La política salteña amaneció este lunes con una noticia que recorrió rápido los pasillos de la Legislatura, los despachos municipales y las mesas de los café donde se teje el entramado institucional de la provincia. Álvaro Ulloa, dirigente de larga trayectoria y figura atravesada por la historia política de Salta, falleció dejando un vacío en los espacios que supo transitar.
Hijo del exgobernador y exsenador nacional Roberto Augusto Ulloa, Álvaro llevaba en su apellido una herencia de militancia que supo reformular con su propio estilo. No se limitó a ser heredero de una tradición: construyó recorrido propio, con convicciones claras y una presencia que lo mantuvo vigente durante décadas en la primera línea institucional.
Los años del Renovador y el salto a Propuesta Salteña
Ulloa desarrolló gran parte de su carrera dentro del Partido Renovador de Salta (PRS), un espacio que en los años noventa y dos mil fue protagonista central de la vida política provincial. Allí ocupó roles clave y se consolidó como una de las voces reconocidas del partido. Su paso por el Concejo Deliberante, donde llegó a ejercer la presidencia, lo mostró como un dirigente con oficio legislativo, meticuloso en los debates y atento a las dinámicas institucionales.
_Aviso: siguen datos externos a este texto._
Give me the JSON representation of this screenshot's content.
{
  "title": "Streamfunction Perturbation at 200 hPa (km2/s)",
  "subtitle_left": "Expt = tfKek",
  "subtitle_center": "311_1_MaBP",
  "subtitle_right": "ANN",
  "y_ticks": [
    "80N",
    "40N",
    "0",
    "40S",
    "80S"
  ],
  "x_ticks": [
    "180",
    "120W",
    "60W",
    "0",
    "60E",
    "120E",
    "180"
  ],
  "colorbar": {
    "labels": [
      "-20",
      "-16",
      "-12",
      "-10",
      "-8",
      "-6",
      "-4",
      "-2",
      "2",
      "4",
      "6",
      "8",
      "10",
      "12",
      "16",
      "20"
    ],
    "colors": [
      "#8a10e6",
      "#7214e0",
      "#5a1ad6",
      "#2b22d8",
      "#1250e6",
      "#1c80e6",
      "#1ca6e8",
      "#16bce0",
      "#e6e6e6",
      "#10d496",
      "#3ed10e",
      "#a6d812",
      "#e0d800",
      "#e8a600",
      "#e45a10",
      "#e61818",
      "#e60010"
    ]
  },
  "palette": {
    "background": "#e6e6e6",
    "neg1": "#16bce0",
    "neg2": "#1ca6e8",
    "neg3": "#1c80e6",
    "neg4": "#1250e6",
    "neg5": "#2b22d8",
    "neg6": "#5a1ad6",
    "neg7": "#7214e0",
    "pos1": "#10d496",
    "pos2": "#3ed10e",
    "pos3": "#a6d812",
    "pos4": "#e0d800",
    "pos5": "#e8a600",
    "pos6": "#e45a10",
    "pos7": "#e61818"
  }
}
Pero su identidad política no se agotó en ese ciclo. En 2006, tras las internas del PRS que dieron el triunfo a Andrés Zottos y el posterior alineamiento de ese sector con el kirchnerismo, Ulloa tomó una decisión que marcó un quiebre. Junto a Ricardo Gómez Diez impulsó la creación del Partido Propuesta Salteña, una nueva estructura que buscó consolidar una alternativa distinta dentro del escenario provincial. Fue un movimiento audaz, que evidenció su vocación por la construcción política más allá de las estructuras preexistentes.
De la provincia a la Nación
Con los años, su actividad se extendió hacia otras alianzas. Integró la coalición Juntos por el Cambio, sumando su experiencia a espacios de orden nacional. Pero su compromiso con las instituciones también tuvo una faceta ejecutiva: fue delegado en Salta del Instituto Nacional contra la Discriminación, la Xenofobia y el Racismo (INADI), cargo que desempeñó hasta fines de 2019. Desde allí impulsó iniciativas vinculadas a la igualdad, la diversidad y la convivencia democrática, demostrando que su mirada política no se reducía a la administración del poder sino que incluía una vocación de servicio con anclaje en los derechos humanos.
Una figura con peso propio
Quienes lo conocieron destacan su capacidad para el diálogo interpartidario, su conocimiento de los mecanismos institucionales y una forma de hacer política que priorizaba la palabra empeñada. En una provincia donde los apellidos pesan, Álvaro Ulloa supo construir un lugar propio, sin refugiarse en la memoria de su padre pero tampoco renegando de ella.
Su partida deja un hueco en la política salteña. No solo por los cargos que ocupó o las alianzas que integró, sino por ese estilo de dirigente que combinaba oficio legislativo, vocación de gestión y una manera de transitar los desencuentros sin renunciar a las convicciones.
Lo que queda
Álvaro Ulloa se va en un momento complejo para la política argentina, cuando muchas veces se extrañan figuras con su perfil: dirigentes que saben de leyes, que entienden el valor de las instituciones y que pueden dialogar con distintos sectores sin perder identidad.
Ahora, en los pasillos que alguna vez recorrió, en las sesiones donde debatió y en los espacios que ayudó a construir, queda su huella. Y también la lección de una vida dedicada a la política entendida como servicio, con todas las luces y sombras que eso implica.
La política salteña está de luto. Pero también, de algún modo, celebra haber tenido entre sus filas a un constructor incansable. Porque Álvaro Ulloa fue, ante todo, un hombre de convicciones que no le huyó a los desafíos. Y esa es, quizás, la mejor herencia que deja.